Quando chega o aniversário dos pequenos, a expectativa também envolve os pais, que querem oferecer uma festa bem legal. Como organizar um evento de sucesso especialmente para eles?
Aniversário sempre é uma data emocionante na vida das pessoas. Um frio na barriga, surpresa, festa, crescer e mostrar mais dedinhos quando vem a pergunta - Quantos anos você tem? Um dia assim tão importante não pode passar em branco. Desde um pequeno bolo com amigos até uma grande festa.
Antes de escolher um buffet certifique-se do espaço (a capacidade para pessoas sentadas, limpeza, conservação dos brinquedos e , ao mesmo tempo, aconchegante), da higiene, se os salgados são fritos e assados na hora (é sempre bom experimentar) e se são servidos durante toda a festa. O bolo também não pode ser só bonito, tem que ser saboroso. As bebidas que estão inclusas (se possui limite por pessoa), a qualidade das bebidas.

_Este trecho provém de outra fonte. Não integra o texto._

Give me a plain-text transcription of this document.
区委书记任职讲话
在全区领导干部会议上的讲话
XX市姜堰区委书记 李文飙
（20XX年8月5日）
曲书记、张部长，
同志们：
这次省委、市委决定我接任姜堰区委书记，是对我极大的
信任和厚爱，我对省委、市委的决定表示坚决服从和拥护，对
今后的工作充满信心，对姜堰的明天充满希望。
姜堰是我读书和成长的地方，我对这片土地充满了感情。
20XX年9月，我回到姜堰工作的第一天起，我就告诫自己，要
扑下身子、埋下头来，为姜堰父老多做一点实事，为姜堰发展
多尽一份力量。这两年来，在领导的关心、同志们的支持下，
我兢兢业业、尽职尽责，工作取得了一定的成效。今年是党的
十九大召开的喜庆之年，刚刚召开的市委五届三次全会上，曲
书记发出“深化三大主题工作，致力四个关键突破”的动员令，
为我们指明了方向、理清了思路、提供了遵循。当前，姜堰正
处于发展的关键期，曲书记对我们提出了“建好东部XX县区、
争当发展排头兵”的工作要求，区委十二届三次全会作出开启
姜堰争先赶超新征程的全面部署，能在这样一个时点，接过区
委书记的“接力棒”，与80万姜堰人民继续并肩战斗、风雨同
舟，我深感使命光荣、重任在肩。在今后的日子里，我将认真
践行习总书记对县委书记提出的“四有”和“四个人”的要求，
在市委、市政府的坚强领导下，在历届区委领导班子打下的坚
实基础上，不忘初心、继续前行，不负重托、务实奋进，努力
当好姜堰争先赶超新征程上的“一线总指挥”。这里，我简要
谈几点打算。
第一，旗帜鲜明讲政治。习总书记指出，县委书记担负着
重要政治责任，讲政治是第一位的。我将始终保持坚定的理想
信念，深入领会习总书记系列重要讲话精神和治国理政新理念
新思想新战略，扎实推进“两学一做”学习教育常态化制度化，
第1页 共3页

Procure visitar o buffet durante o dia, e peça para ver a cozinha e não deixe de entrar nos banheiros.
Ah, tem estacionamento para os convidados? O local é de fácil acesso para os convidados, ele terá facilidade para estacionar o seu veículo?
Verifique os ítens inclusos no orçamento, decoração - mesa de tema e bexigas, lembrancinhas, atrações durante a festa. Verifique quais são os opcionais.
É interessante estar atento ao entretenimento proporcionado às crianças, dos brinquedos às atividades dirigidas. Em geral, os buffets bem equipados têm uma linha para crianças até cinco anos que inclui piscina de bolinhas, casinha de boneca, carrossel eletrônico, pula-pula. E para crianças maiores não faltam fliperamas, video games, mini quadra de futebol.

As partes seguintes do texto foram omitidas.